Folha de S. Paulo


Uma cabeça para a multidão

É difícil encontrar quem defenda, com sinceridade, que a presidente deva ser cassada pelos motivos alegados no pedido de impeachment. Créditos suplementares e pedaladas serviram de pretexto para a abertura do processo na Câmara. Dilma foi ao cadafalso por razões como a crise econômica, a indignação geral com o petrolão e o instinto de autopreservação dos políticos.

A economia, como sempre, está na origem dos problemas. A inflação disparou, o desemprego voltou a crescer e o rombo nos cofres públicas explodiu.
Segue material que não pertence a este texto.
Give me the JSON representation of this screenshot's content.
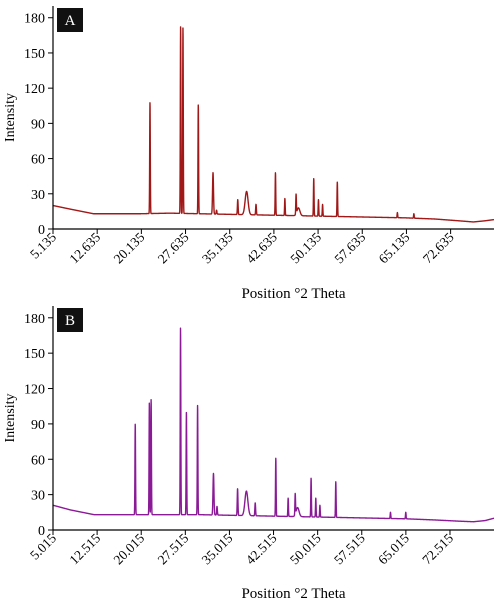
{
  "chart_data": [
    {
      "type": "line",
      "panel_label": "A",
      "xlabel": "Position °2 Theta",
      "ylabel": "Intensity",
      "xlim": [
        5.135,
        80.0
      ],
      "ylim": [
        0,
        190
      ],
      "x_ticks": [
        5.135,
        12.635,
        20.135,
        27.635,
        35.135,
        42.635,
        50.135,
        57.635,
        65.135,
        72.635
      ],
      "x_tick_labels": [
        "5.135",
        "12.635",
        "20.135",
        "27.635",
        "35.135",
        "42.635",
        "50.135",
        "57.635",
        "65.135",
        "72.635"
      ],
      "y_ticks": [
        0,
        30,
        60,
        90,
        120,
        150,
        180
      ],
      "y_tick_labels": [
        "0",
        "30",
        "60",
        "90",
        "120",
        "150",
        "180"
      ],
      "color": "#a01818",
      "baseline": [
        [
          5.135,
          20
        ],
        [
          8.0,
          17
        ],
        [
          12.0,
          13
        ],
        [
          16.0,
          13
        ],
        [
          20.0,
          13
        ],
        [
          25.0,
          13.5
        ],
        [
          30.0,
          13
        ],
        [
          35.0,
          12.5
        ],
        [
          40.0,
          12
        ],
        [
          45.0,
          11.5
        ],
        [
          50.0,
          11
        ],
        [
          55.0,
          10.5
        ],
        [
          60.0,
          10
        ],
        [
          65.0,
          9.5
        ],
        [
          70.0,
          8.5
        ],
        [
          74.0,
          7
        ],
        [
          76.5,
          6
        ],
        [
          78.5,
          7
        ],
        [
          80.0,
          8
        ]
      ],
      "peaks": [
        {
          "x": 21.6,
          "y": 108,
          "w": 0.05
        },
        {
          "x": 26.8,
          "y": 173,
          "w": 0.05
        },
        {
          "x": 27.2,
          "y": 172,
          "w": 0.05
        },
        {
          "x": 29.8,
          "y": 106,
          "w": 0.05
        },
        {
          "x": 32.3,
          "y": 48,
          "w": 0.08
        },
        {
          "x": 32.9,
          "y": 16,
          "w": 0.06
        },
        {
          "x": 36.5,
          "y": 25,
          "w": 0.06
        },
        {
          "x": 38.0,
          "y": 32,
          "w": 0.25
        },
        {
          "x": 39.6,
          "y": 21,
          "w": 0.06
        },
        {
          "x": 42.9,
          "y": 48,
          "w": 0.05
        },
        {
          "x": 44.5,
          "y": 26,
          "w": 0.05
        },
        {
          "x": 46.4,
          "y": 28,
          "w": 0.05
        },
        {
          "x": 46.8,
          "y": 18,
          "w": 0.25
        },
        {
          "x": 49.4,
          "y": 43,
          "w": 0.05
        },
        {
          "x": 50.2,
          "y": 25,
          "w": 0.05
        },
        {
          "x": 50.9,
          "y": 21,
          "w": 0.05
        },
        {
          "x": 53.4,
          "y": 40,
          "w": 0.05
        },
        {
          "x": 63.6,
          "y": 14,
          "w": 0.05
        },
        {
          "x": 66.4,
          "y": 13,
          "w": 0.05
        }
      ]
    },
    {
      "type": "line",
      "panel_label": "B",
      "xlabel": "Position °2 Theta",
      "ylabel": "Intensity",
      "xlim": [
        5.015,
        80.0
      ],
      "ylim": [
        0,
        190
      ],
      "x_ticks": [
        5.015,
        12.515,
        20.015,
        27.515,
        35.015,
        42.515,
        50.015,
        57.515,
        65.015,
        72.515
      ],
      "x_tick_labels": [
        "5.015",
        "12.515",
        "20.015",
        "27.515",
        "35.015",
        "42.515",
        "50.015",
        "57.515",
        "65.015",
        "72.515"
      ],
      "y_ticks": [
        0,
        30,
        60,
        90,
        120,
        150,
        180
      ],
      "y_tick_labels": [
        "0",
        "30",
        "60",
        "90",
        "120",
        "150",
        "180"
      ],
      "color": "#8a1a96",
      "baseline": [
        [
          5.015,
          21
        ],
        [
          8.0,
          17
        ],
        [
          12.0,
          13
        ],
        [
          16.0,
          13
        ],
        [
          20.0,
          13
        ],
        [
          25.0,
          13
        ],
        [
          30.0,
          13
        ],
        [
          35.0,
          12.5
        ],
        [
          40.0,
          12
        ],
        [
          45.0,
          11.5
        ],
        [
          50.0,
          11
        ],
        [
          55.0,
          10.5
        ],
        [
          60.0,
          10
        ],
        [
          65.0,
          9.5
        ],
        [
          70.0,
          8.5
        ],
        [
          74.0,
          7.5
        ],
        [
          76.5,
          7
        ],
        [
          78.5,
          8
        ],
        [
          80.0,
          10
        ]
      ],
      "peaks": [
        {
          "x": 19.0,
          "y": 90,
          "w": 0.05
        },
        {
          "x": 21.4,
          "y": 108,
          "w": 0.05
        },
        {
          "x": 21.7,
          "y": 111,
          "w": 0.05
        },
        {
          "x": 26.7,
          "y": 172,
          "w": 0.05
        },
        {
          "x": 27.7,
          "y": 100,
          "w": 0.05
        },
        {
          "x": 29.6,
          "y": 106,
          "w": 0.05
        },
        {
          "x": 32.3,
          "y": 48,
          "w": 0.08
        },
        {
          "x": 32.9,
          "y": 20,
          "w": 0.06
        },
        {
          "x": 36.4,
          "y": 35,
          "w": 0.06
        },
        {
          "x": 37.9,
          "y": 33,
          "w": 0.25
        },
        {
          "x": 39.4,
          "y": 23,
          "w": 0.06
        },
        {
          "x": 42.9,
          "y": 61,
          "w": 0.05
        },
        {
          "x": 45.0,
          "y": 27,
          "w": 0.05
        },
        {
          "x": 46.2,
          "y": 29,
          "w": 0.05
        },
        {
          "x": 46.6,
          "y": 19,
          "w": 0.25
        },
        {
          "x": 48.9,
          "y": 44,
          "w": 0.05
        },
        {
          "x": 49.7,
          "y": 27,
          "w": 0.05
        },
        {
          "x": 50.4,
          "y": 21,
          "w": 0.05
        },
        {
          "x": 53.1,
          "y": 41,
          "w": 0.05
        },
        {
          "x": 62.4,
          "y": 15,
          "w": 0.05
        },
        {
          "x": 65.0,
          "y": 15,
          "w": 0.05
        }
      ]
    }
  ]
}
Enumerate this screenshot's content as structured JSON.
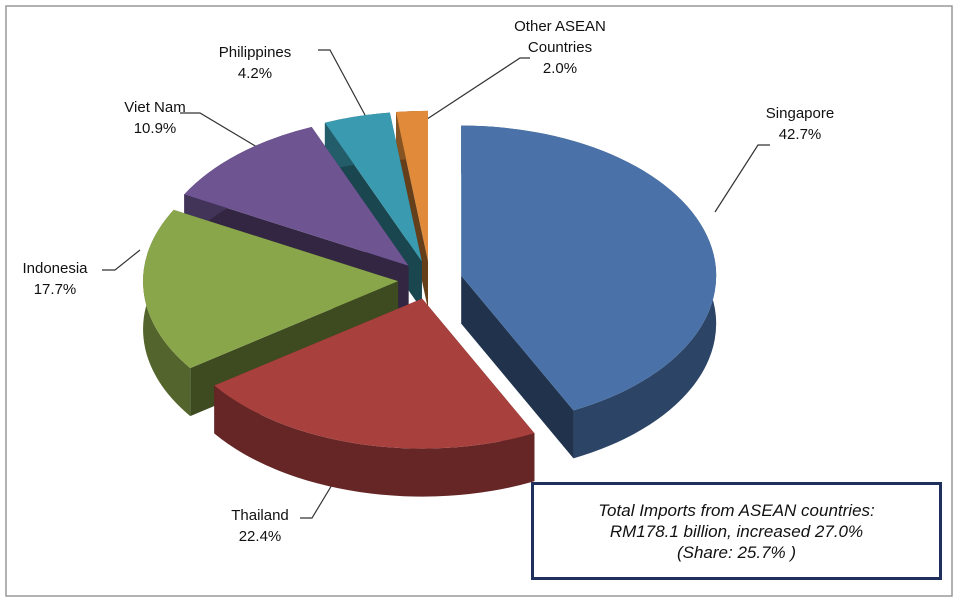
{
  "chart_data": {
    "type": "pie",
    "categories": [
      "Singapore",
      "Thailand",
      "Indonesia",
      "Viet Nam",
      "Philippines",
      "Other ASEAN Countries"
    ],
    "values": [
      42.7,
      22.4,
      17.7,
      10.9,
      4.2,
      2.0
    ],
    "value_labels": [
      "42.7%",
      "22.4%",
      "17.7%",
      "10.9%",
      "4.2%",
      "2.0%"
    ],
    "colors": [
      "#4a72a8",
      "#a8403e",
      "#8aa64a",
      "#6e5592",
      "#3a9bb0",
      "#e08a3a"
    ],
    "annotation": [
      "Total Imports from ASEAN countries:",
      "RM178.1 billion, increased 27.0%",
      "(Share: 25.7% )"
    ]
  }
}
A presidente semeou o estrago no primeiro mandato e colheu seus frutos podres no segundo.

Depois de assegurar a reeleição, Dilma rasgou promessas de campanha e adotou o programa liberal dos rivais. A guinada sem aviso prévio não equilibrou as contas e ainda minou as bases do petismo. Até Lula se juntou ao coro dos descontentes.

A crise derrubou o apoio popular à presidente, mas não ameaçaria seu mandato sem a Lava Jato, que revelou desfalques bilionários na Petrobras. Embora ninguém questione sua honestidade pessoal, Dilma não conseguiu se desviar da lama que soterrou o PT. O escândalo levou a classe média às ruas e passou a ameaçar a sobrevivência de outros partidos que sustentavam o governo no Congresso, como PMDB e PP.
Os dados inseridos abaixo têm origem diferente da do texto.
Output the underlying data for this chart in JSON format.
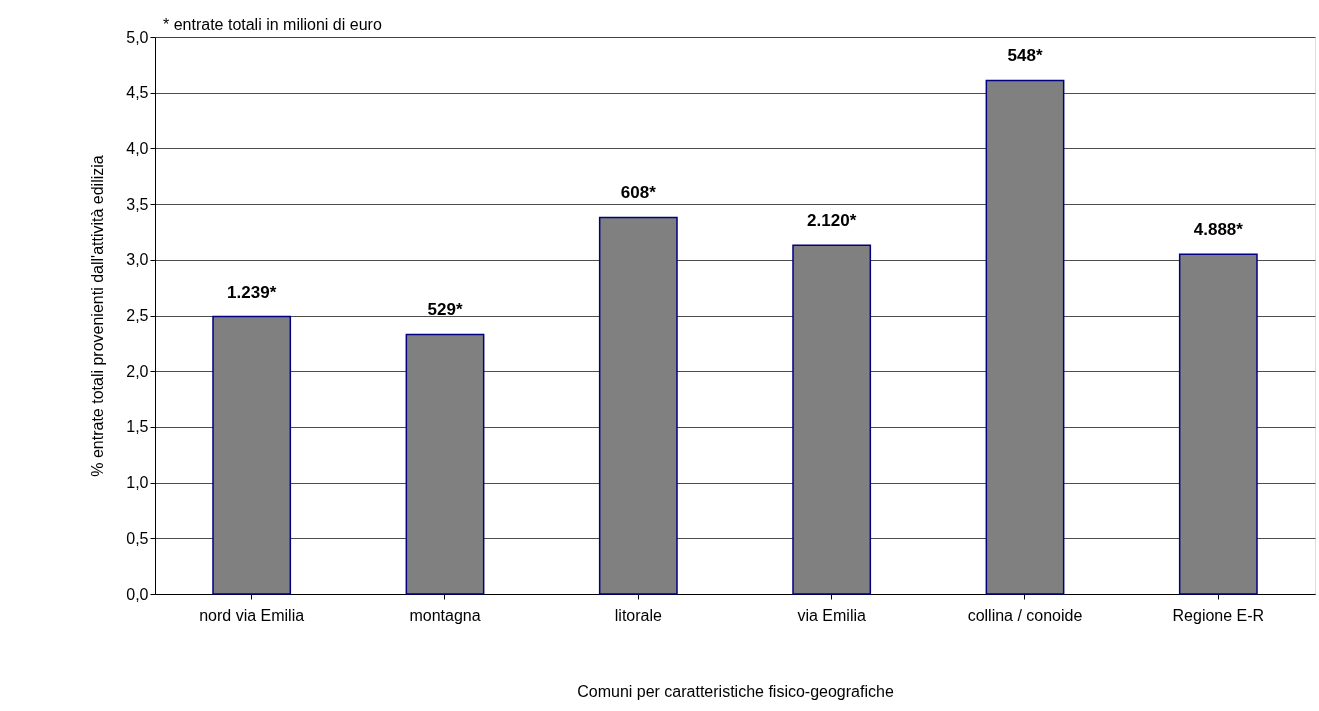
{
  "chart_data": {
    "type": "bar",
    "categories": [
      "nord via Emilia",
      "montagna",
      "litorale",
      "via Emilia",
      "collina / conoide",
      "Regione E-R"
    ],
    "values": [
      2.49,
      2.33,
      3.38,
      3.13,
      4.61,
      3.05
    ],
    "color": "#808080",
    "xlabel": "Comuni per caratteristiche fisico-geografiche",
    "ylabel": "% entrate totali provenienti dall'attività edilizia",
    "annotations": [
      "* entrate totali in milioni di euro",
      {
        "text": "1.239*",
        "x": "nord via Emilia",
        "y": 2.49
      },
      {
        "text": "529*",
        "x": "montagna",
        "y": 2.33
      },
      {
        "text": "608*",
        "x": "litorale",
        "y": 3.38
      },
      {
        "text": "2.120*",
        "x": "via Emilia",
        "y": 3.13
      },
      {
        "text": "548*",
        "x": "collina / conoide",
        "y": 4.61
      },
      {
        "text": "4.888*",
        "x": "Regione E-R",
        "y": 3.05
      }
    ],
    "ylim": [
      0,
      5
    ],
    "yticks": [
      {
        "value": 0,
        "label": "0,0"
      },
      {
        "value": 0.5,
        "label": "0,5"
      },
      {
        "value": 1,
        "label": "1,0"
      },
      {
        "value": 1.5,
        "label": "1,5"
      },
      {
        "value": 2,
        "label": "2,0"
      },
      {
        "value": 2.5,
        "label": "2,5"
      },
      {
        "value": 3,
        "label": "3,0"
      },
      {
        "value": 3.5,
        "label": "3,5"
      },
      {
        "value": 4,
        "label": "4,0"
      },
      {
        "value": 4.5,
        "label": "4,5"
      },
      {
        "value": 5,
        "label": "5,0"
      }
    ],
    "grid": "y"
  }
}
Com dezenas de pescoços na berlinda, o sistema intuiu que poderia cortar uma só cabeça e saciar a multidão faminta por punições. A aposta será testada no domingo, quando uma presidente que cometeu erros graves, mas não é acusada de embolsar dinheiro público, poderá ser derrubada em nome do combate à corrupção.
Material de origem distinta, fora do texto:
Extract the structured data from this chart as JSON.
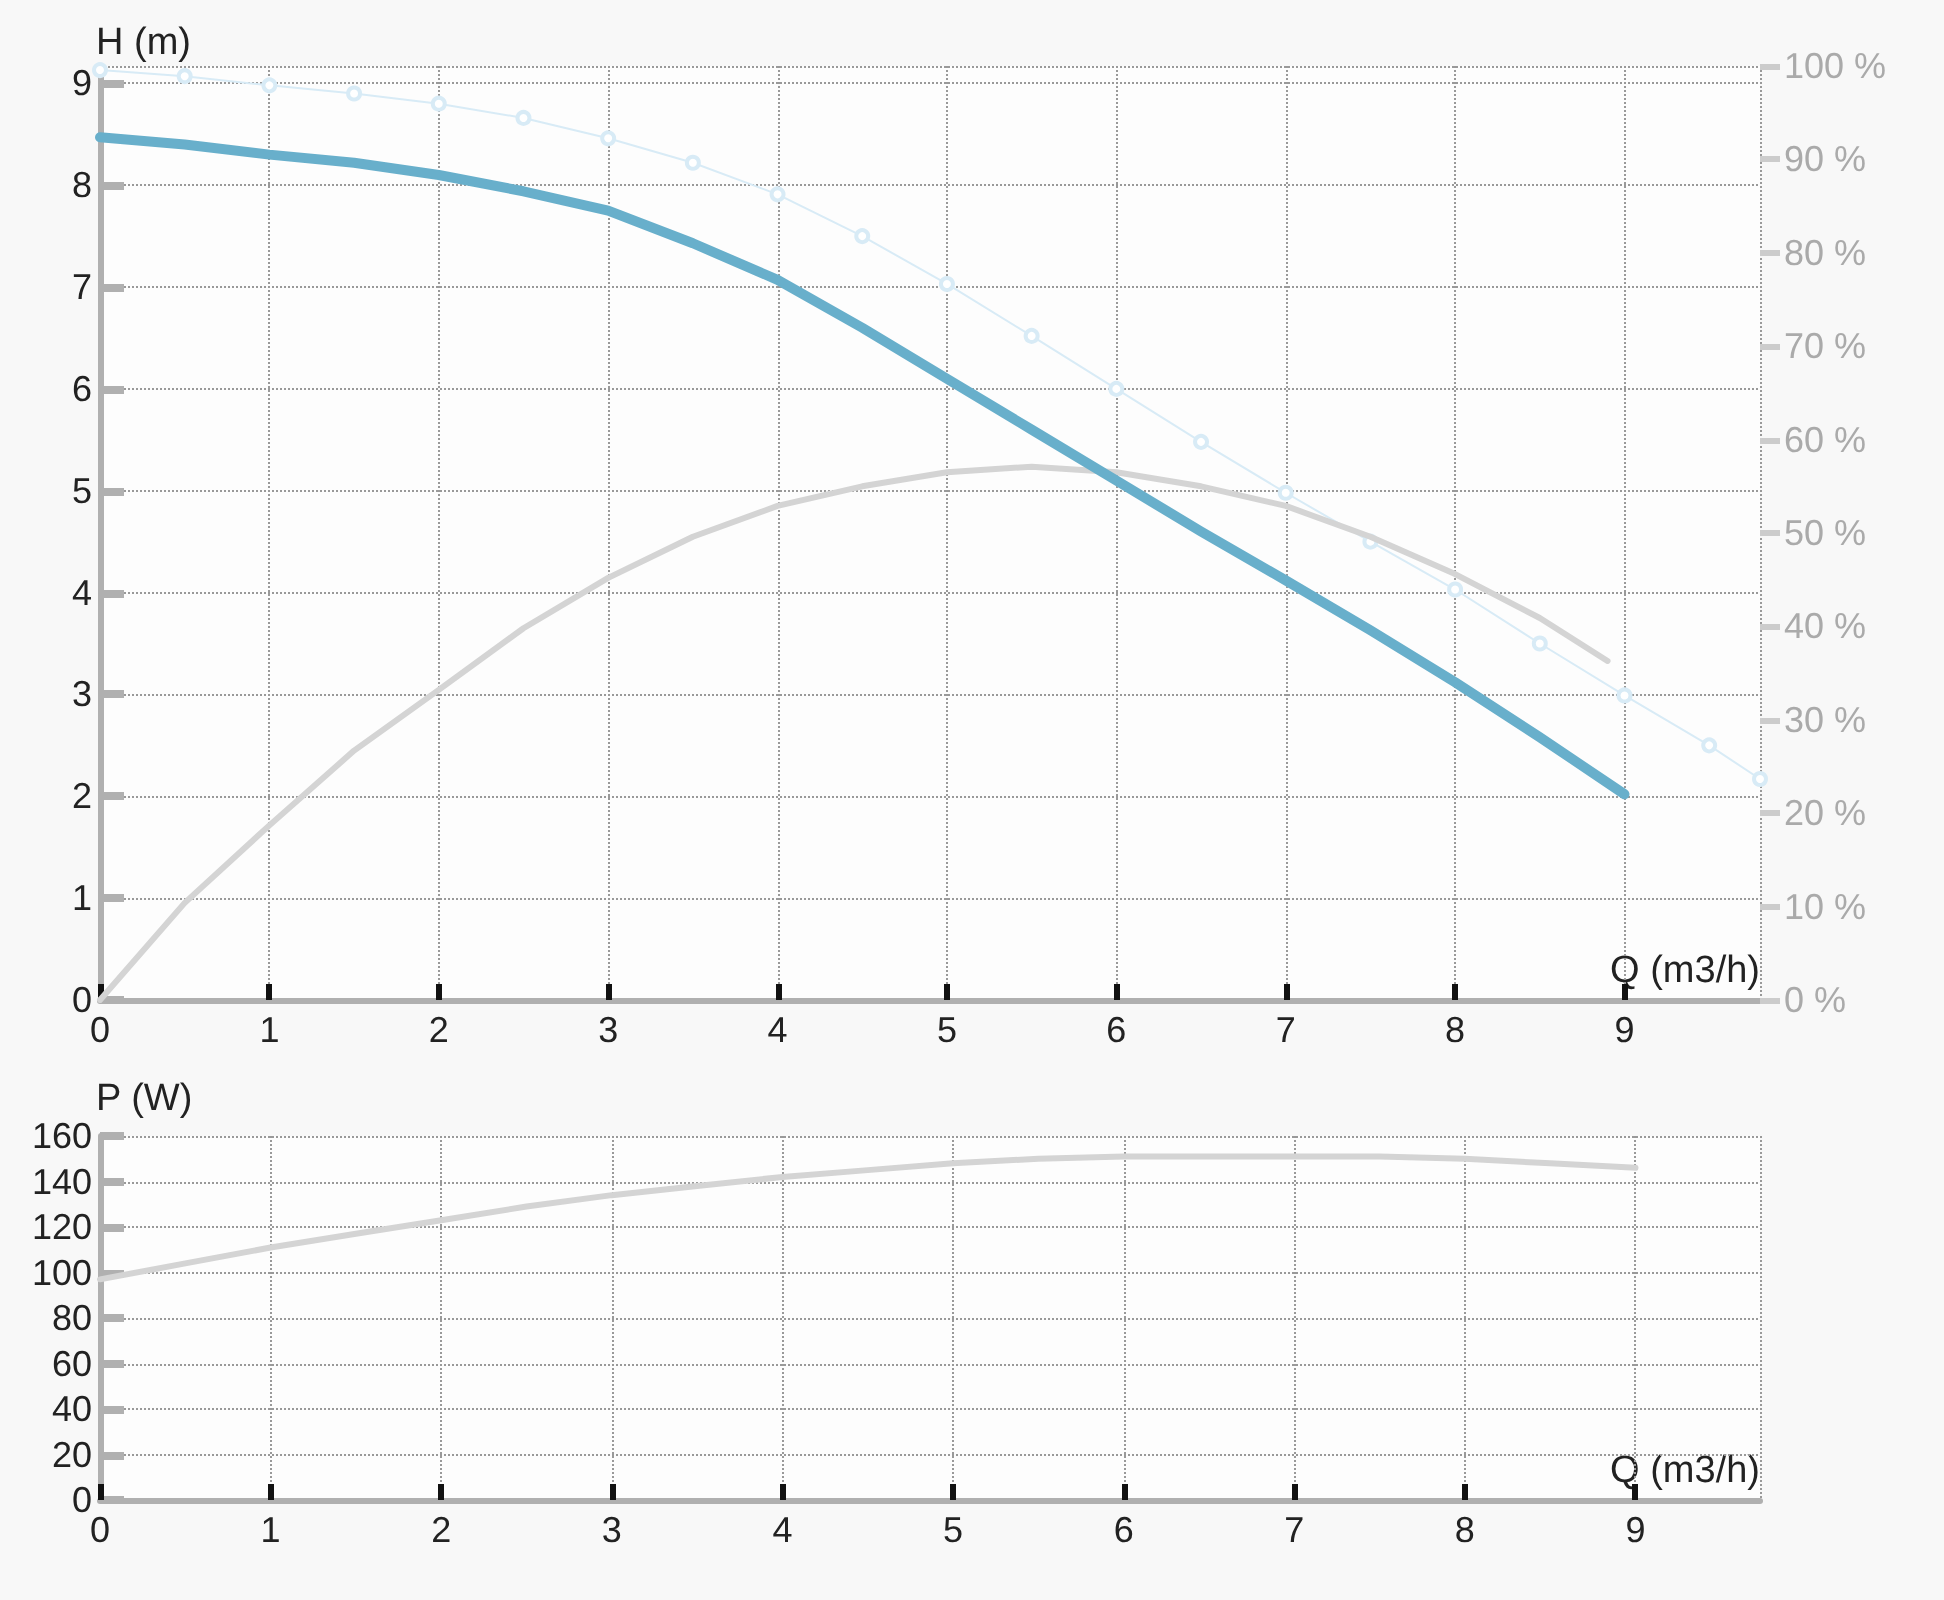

A sessão do impeachment será comandada por Eduardo Cunha, um dos pivôs do petrolão. Ele é réu no STF, dono de contas na Suíça e aliado do vice-presidente. Até ontem à tarde, a votação seria iniciada pelo deputado Afonso Hamm, que também é suspeito de receber propina do esquema. Em defesa da pátria, ele já anunciou que vai dizer "sim".